Correct labeling for two class Resnet50 FasterRCNN setup

I am using Resnet50 as the backbone for a faster-rcnn setup using ultrasound images. I have done initial training (after downloading the default weights) with the BUSI ultrasound set and now have another set to further refine the model. My data is composed of two classes of ultrasound images (benign and malignant), where each is composed of various frames from US video. Only some of the frames have annotated bounding boxes.
I’m using two classes, one for normal (any image that does not have an annotation) and class 2 for anything with annotations (even benign with annotations). To get the label 1 classes through, I’ve put them as

Loading the default model and snippet for setting the background dataloader values:

#model load

modelr=torchvision.models.detection.fasterrcnn_resnet50_fpn(pretrained=False, 
                                                            num_classes=2,
                                                            pretrained_backbone=True)
#############
#Assigning data
            #for a Normal (label 0)
            boxes = torch.zeros((0, 4), dtype=torch.float32)
            area = nr*nc #number of image rows x columns #using full image size for area
            boxes = torch.as_tensor(boxes, dtype=torch.double)
            area = torch.as_tensor(area, dtype=torch.double)

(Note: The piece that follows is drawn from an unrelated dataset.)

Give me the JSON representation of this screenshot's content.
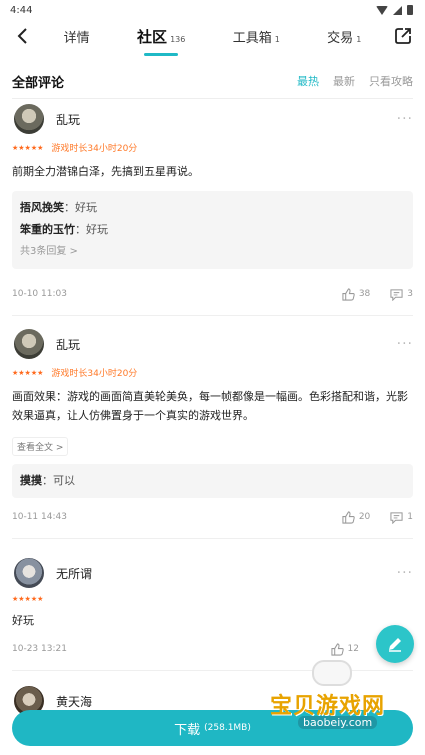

            label = torch.zeros((1,), dtype=torch.int64)

            iscrowd=torch.ones((1,), dtype=torch.int64)

Since I have two classes and each test image is from a series of images that may or may not have a small selection with ground truth, is it correct to assign normal to “background” and not normal to label 1 (does num classes of 2 signify background and another label?)? Inputting images without annotations in the fasterRCNN format required some trickery (area size, iscrowd), which I’m not sure is entirely correct.
I get decent IOU with one dataset, but I’ve got a suspicion I have a core setup issue somewhere. Occasionally, I will get a test output that returns an empty value for predicted bounding box, label, and score. Is this normal for a dual label FasterRCNN setup? Having a series of images all taken from one video with one overall label and only some of those frames having a truth annotation is a bit confusing.